Дэггет никогда не любил запаха зубоврачебных кабинетов, эту смесь лекарств, настоенных на спирту, и старой зубной пасты. Он быстро прошел через приемную. Как ни странно это может показаться, он никогда не видел труп человека так близко. Он видел сотни, а может, тысячи снимков, он видел десятки трупов на месте аварии самолета, он видел бабушку в гробу, в конце концов. Но так близко — никогда. Его и самого удивила эта мысль: столько лет в ФБР, и надо же, это его первый труп. Это как потеря невинности — вдруг пришла ему в голову странная мысль. Он стоял совсем близко и смотрел в неживые глаза доктора Джона Розена. На этот раз ошибки быть не могло: Розен не дышал. Глаза сухие, зрачки застывшие. От него пахло экскрементами. Куда смотрели эти остановившиеся глаза, что они видели? О чем он думал в последнюю минуту? О чем бы думал Дэггет в последнюю минуту своей жизни?

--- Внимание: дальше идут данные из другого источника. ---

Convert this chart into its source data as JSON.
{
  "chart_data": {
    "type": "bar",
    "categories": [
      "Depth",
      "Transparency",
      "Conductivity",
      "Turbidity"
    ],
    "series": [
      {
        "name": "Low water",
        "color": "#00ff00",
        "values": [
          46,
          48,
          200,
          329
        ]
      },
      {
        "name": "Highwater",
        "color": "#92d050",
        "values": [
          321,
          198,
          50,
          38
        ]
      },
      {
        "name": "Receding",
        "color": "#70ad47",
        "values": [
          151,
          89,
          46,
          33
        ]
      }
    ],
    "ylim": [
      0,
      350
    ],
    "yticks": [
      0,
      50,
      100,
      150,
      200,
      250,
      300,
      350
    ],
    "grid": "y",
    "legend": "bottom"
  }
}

Внезапно его охватило совершенно непреодолимое желание. За дверью уже слышались шаги Левина. Если он не сделает этого сейчас, ему уже не успеть. Левин будет здесь через несколько секунд. Глупое, совершенно необъяснимое, детское желание… но он не мог ему противостоять.
Дэггет протянул руку, осторожно дотронулся до мертвеца, до его кожи. И тут же отдернул руку. Так ребенок обычно гладит лошадь в первый раз в жизни. Дэггет не мог вспомнить, откуда ему знакомо это ощущение.
Глава тринадцатая
За окном спальни слышался громкий шелест листьев на кустах рододендрона. С минуту Кэри лежала, прислушиваясь к этому звуку. Бриз! Наконец-то! Слава Богу! Может, теперь жара хоть немного спадет. Все цветы у нее в саду повяли и высохли от этой жары. А какие там были тюльпаны! Что это было за необыкновенное зрелище, что за чудесная картина! Все цвета сплелись на ней в причудливый узор, от бледно-желтого до ярко-розового и вишневого. Такого Кэри еще никогда в жизни не видела. Она жила этим садом. И огородик свой любила не меньше. И вот теперь эта проклятая жара все сгубила.

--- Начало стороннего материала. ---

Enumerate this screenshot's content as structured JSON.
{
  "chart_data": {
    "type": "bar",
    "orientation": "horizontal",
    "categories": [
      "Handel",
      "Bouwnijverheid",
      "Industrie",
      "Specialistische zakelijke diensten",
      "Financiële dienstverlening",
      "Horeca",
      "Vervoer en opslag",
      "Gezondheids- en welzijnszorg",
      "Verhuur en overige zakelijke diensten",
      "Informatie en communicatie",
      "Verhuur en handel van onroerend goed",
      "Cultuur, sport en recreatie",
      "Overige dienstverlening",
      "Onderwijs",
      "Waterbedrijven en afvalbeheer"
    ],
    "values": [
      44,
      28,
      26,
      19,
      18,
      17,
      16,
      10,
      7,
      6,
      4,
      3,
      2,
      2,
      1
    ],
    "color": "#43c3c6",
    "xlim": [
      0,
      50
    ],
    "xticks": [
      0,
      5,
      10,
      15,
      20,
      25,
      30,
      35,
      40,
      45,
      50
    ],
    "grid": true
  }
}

Кэри откинула тонкую простыню и теперь лежала совершенно голая, наслаждаясь ветерком, обвевающим ее тело. Это было как дар, посланный с небес. Она приподнялась на локте, чтобы захватить побольше этого чудесного прохладного воздуха, она пила его. Ветерок даже чуть взлохматил ее волосы. Вот если бы еще дождь, а еще лучше ливень! Тогда, может, настанет конец этой иссушающей, изматывающей жаре. И все опять будет хорошо.